Talent Corner - Interview with Alessandro Simonetti
The photographer and creative director of U.P.W.W. tells us his vision on fashion, trends and counterculture
June 5th, 2017
Raised between the 80's cultural clash of Rome and the most conservative Bassano del Grappa in Veneto, Alessandro Simonetti spends his childhood in an environment open to artistic expressions that bring him to embrace photography when only sixteen. Fascinated by the social dynamics of that period of change, Alessandro approaches the newly-born Italian street cultures actively as a writer until the mid-2000s.
Recently, in addition to his photographic projects, he began to cover the role of creative director for U.P.W.W.
#1 Tell us about how you approached photography and the fashion world?

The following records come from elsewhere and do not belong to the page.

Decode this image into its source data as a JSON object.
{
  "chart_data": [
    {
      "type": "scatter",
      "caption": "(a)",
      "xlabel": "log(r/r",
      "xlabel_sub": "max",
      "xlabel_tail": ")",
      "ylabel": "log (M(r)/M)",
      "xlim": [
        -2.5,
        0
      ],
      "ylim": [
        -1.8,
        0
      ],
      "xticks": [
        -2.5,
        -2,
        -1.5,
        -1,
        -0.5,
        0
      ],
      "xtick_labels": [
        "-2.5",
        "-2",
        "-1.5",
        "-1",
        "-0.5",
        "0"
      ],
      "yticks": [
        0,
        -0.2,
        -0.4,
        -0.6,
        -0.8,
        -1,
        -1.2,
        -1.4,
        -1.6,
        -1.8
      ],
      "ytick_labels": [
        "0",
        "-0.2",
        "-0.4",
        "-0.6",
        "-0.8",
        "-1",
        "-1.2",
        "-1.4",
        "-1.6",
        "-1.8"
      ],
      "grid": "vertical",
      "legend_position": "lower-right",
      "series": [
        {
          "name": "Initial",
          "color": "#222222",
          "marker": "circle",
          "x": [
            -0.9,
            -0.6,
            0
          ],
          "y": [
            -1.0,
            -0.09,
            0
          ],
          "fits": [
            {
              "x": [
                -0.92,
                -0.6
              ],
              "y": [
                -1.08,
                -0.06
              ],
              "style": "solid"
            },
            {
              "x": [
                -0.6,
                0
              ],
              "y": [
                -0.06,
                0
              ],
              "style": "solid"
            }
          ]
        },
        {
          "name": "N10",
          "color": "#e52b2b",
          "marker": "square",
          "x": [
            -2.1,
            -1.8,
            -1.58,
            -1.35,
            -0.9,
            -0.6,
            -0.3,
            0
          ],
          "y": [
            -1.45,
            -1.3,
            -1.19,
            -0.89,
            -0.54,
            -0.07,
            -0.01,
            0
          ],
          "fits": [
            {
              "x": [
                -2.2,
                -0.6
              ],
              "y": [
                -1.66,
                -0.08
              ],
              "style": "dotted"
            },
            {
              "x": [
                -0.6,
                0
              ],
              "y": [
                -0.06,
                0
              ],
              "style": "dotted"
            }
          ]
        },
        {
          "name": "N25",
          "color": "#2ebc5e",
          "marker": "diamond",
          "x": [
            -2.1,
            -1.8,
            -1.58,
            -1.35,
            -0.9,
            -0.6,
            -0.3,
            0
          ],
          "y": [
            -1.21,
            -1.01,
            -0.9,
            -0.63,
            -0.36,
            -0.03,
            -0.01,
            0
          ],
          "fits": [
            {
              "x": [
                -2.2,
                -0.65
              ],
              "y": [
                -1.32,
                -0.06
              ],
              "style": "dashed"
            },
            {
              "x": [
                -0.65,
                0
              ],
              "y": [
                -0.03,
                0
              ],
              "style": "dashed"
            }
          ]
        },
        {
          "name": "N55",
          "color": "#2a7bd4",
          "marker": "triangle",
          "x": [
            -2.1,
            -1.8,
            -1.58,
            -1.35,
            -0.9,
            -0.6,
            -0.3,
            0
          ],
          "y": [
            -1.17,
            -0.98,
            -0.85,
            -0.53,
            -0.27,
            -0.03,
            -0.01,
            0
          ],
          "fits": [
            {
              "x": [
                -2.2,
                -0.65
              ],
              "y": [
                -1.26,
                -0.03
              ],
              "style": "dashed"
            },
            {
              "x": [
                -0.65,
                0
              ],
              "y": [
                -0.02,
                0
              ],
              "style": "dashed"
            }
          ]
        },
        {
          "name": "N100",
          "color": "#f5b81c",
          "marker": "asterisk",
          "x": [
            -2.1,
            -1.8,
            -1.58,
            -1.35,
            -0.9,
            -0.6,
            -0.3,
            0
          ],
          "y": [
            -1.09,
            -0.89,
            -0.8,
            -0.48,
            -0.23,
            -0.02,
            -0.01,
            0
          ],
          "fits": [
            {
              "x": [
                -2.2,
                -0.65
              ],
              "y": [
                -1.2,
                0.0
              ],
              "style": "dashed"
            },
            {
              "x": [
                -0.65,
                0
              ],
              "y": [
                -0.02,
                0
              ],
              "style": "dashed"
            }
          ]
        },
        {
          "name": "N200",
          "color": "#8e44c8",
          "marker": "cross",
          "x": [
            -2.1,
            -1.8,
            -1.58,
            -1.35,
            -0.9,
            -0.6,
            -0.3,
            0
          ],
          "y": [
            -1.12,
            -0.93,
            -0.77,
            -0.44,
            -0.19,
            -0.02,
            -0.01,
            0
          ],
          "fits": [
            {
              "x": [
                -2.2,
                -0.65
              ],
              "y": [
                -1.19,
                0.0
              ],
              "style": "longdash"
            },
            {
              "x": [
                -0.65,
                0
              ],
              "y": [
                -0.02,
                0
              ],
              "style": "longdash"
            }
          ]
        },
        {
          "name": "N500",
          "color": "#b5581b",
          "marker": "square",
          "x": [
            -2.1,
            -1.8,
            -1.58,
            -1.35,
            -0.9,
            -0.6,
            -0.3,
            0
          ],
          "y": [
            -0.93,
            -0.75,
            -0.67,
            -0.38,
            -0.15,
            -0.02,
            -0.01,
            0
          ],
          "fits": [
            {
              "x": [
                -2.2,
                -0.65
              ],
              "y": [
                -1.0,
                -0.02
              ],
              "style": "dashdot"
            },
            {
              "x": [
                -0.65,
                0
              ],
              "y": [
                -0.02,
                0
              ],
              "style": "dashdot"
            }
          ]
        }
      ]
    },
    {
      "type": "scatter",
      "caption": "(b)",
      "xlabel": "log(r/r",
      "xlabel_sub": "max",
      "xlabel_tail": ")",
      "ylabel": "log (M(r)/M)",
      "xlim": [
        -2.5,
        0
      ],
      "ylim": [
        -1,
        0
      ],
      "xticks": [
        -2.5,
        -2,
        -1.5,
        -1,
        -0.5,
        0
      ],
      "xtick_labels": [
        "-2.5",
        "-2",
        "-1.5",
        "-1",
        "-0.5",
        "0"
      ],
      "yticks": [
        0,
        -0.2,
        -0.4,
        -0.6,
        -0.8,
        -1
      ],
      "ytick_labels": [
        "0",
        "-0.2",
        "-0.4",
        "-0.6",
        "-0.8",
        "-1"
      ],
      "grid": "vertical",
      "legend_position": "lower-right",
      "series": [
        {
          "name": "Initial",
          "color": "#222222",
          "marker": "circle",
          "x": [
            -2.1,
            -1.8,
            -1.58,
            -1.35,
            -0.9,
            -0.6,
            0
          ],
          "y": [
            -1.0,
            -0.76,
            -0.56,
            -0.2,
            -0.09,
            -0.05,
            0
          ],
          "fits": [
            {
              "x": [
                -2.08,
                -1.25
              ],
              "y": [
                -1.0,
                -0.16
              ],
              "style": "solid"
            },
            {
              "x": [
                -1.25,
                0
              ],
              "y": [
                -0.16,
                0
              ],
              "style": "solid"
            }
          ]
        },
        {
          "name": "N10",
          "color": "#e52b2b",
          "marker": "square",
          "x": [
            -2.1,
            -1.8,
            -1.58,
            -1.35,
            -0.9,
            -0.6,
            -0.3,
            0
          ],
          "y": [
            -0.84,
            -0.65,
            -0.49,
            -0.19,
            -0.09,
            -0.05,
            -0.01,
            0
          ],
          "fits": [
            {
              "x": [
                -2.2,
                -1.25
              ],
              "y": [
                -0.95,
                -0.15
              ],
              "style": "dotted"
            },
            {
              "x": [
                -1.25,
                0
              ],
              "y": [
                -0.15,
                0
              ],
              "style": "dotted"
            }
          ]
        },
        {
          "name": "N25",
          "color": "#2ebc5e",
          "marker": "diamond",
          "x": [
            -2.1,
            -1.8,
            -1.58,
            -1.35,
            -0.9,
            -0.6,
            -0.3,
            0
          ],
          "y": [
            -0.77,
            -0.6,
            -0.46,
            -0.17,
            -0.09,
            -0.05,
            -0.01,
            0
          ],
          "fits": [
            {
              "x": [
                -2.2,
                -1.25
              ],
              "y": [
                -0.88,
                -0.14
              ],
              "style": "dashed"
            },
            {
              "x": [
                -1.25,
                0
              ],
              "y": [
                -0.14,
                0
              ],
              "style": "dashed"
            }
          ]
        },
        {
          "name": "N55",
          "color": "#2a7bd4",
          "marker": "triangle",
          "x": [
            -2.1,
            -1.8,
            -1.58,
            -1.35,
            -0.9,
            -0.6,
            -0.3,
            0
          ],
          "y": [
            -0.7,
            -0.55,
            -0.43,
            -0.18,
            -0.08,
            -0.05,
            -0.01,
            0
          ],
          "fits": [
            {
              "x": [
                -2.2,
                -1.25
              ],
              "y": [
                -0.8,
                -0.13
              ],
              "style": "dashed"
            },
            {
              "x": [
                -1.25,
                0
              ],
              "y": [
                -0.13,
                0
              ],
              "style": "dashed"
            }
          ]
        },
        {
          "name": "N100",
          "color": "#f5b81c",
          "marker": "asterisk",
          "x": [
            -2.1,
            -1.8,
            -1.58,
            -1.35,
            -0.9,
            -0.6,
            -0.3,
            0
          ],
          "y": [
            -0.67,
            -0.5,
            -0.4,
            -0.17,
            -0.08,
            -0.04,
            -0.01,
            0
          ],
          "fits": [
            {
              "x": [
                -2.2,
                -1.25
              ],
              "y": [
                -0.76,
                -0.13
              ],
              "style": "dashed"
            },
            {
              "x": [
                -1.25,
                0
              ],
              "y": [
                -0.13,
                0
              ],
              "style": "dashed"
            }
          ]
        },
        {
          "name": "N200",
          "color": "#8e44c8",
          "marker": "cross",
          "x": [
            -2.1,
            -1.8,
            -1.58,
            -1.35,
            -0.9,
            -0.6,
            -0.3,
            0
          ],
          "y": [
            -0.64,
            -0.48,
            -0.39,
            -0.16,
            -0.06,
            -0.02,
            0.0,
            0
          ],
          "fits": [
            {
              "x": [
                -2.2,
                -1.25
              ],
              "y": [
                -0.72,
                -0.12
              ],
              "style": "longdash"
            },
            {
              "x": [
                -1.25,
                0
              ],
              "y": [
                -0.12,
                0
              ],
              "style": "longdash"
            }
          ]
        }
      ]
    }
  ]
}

I'm part of the second generation of Italian kids who first embraced hip hop and hardcore culture in Italy, in full DIY and pre-internet era. It was at the beginning of those years that I began to develop an interest in representing an ideology or an aesthetic tied to this scene through a "uniform" that, for me, was baggie pants and old school sneakers, 80's sportswear, and lettering customized military clothes. I think it was this desire to belong to a "rebel" circle to have increased my interest in a certain style of clothing ranging from hip hop, hardcore straight edge, skinhead, and mod. I have never had a real fascination or a true "fashion culture" but I have always looked with interest in its role as content generator and thermometer of contemporary costume... my involvement in fashion has always been mostly related to photography, a look to a much wider chain.
In my more personal photography, this tendency can be felt with an almost anthropological research, my style has deep roots in the reportage-storytelling leitmotifs. Style, as a fashion vehicle, is a constant element of my subjects whether it's fetish meetings in Miami or Japanese Rockabillies in 14th Street, Jamaican jockeys, or a dancehall in Kingston.
In a time of overlapping and cross over like the one in which I work, some understanding of these dynamics allows me to expand my working field to broader aspects.
#2 What is U.P.W.W. and what is your role in the realization of this project?
U.P.W.W. stands for Utility Pro Work Wear and is a spin-off of the Utility Pro brand, a workwear label born in New York with nearly two decades of service in the field of safety apparel and workwear - to say, orange and yellow raincoats and orange raincoats Workers or security departments. In the role of creative director, I am accompanying the transition and evolution between the mother brand and U.P.W.W.
This redeployment goes through the European tendency of licensing American workwear brands, but above all, the attitude that underground youth cultures first implement and which, for a generational issue, is an integral part of my DNA.
#3 How was the transition from the world of workwear to streetwear?
The collaboration with Utility Pro was born rather casual: through the current designer of U.P.W.W. I was presented with the opportunity to work on a license close to the original brand by sharing research, materials and their experience in the production of workwear. At a time when high-visibility and reflective have peaked in fashion, I thought it was a subject around which to build a solid and legitimate story, strong in the back-up of the brand ...
A primitive form of hi-vis workwear is used in the 1960s by Glasgow railroad workers and in the next two decades, through almost quasi-experimental and experimental research, it is consecrated as a safety palette for offset printing and offset printing in the United States by brothers Switzer. Despite hi-vis being a gimmick used by many brands today, the concept of fluo has been cycling since the 80s - I think of the orange pieces of Jean Paul Gaultier and the latest Miu Miu and Moschino collections with reflective and the use of hi-vis.
#4 What was the most intriguing aspect of this project?
I would say, taking part in that process of digestion by fashion and costume, through which camouflage and military uniforms have also passed.
After having been embraced as a synonym for rebellion - for versatility and accessibility - from cultural niches such as skinheads and English punks in the mid-70s, camouflage and the utilitarian aspect of military uniforms, just like workwear, is a subject to which fashion has been drawing to for nearly five decades.
Hi-vis is in a certain way a contemporary camouflage... I think of the sub-culture of graffiti-writers and how the orange garment is used as an expedient to be traded for a worker in the yard or tunnels and to camouflage with those figures that, in fact, represent security, order, and control. The idea, therefore, to be able to draw on the aesthetic and utilitarian aspect of the hi-vis world with all its perceptions and shifts and to build a further aesthetic layer, is the key to reading this project I presented in Paris through Slam Jam - a reality I have always been tangent to and with whom I have collaborated on various photographic projects before moving to New York more than a decade ago.
#5 UPWW debuted with the FW17 shot by you. What are the inspirations of this collection and how did you integrate them into your shots
The first FW17 collection follows the shapes and original materials of the mother collection and features sequencing on the back of bombers, hoodies and raincoats with institutional logo, photo-print on applied gauze, heat transfer patterns and drippings ... a reminder to that DIY aesthetic in which I formed. There are subtle references to Clash and typo-quotes of A Rastafarian in Kingston. The photographic aspect is an element that, in parallel with the collections, will be used a lot, through the shooting of the product, but also by publishing subjects related to photography and new fresh blooded artists.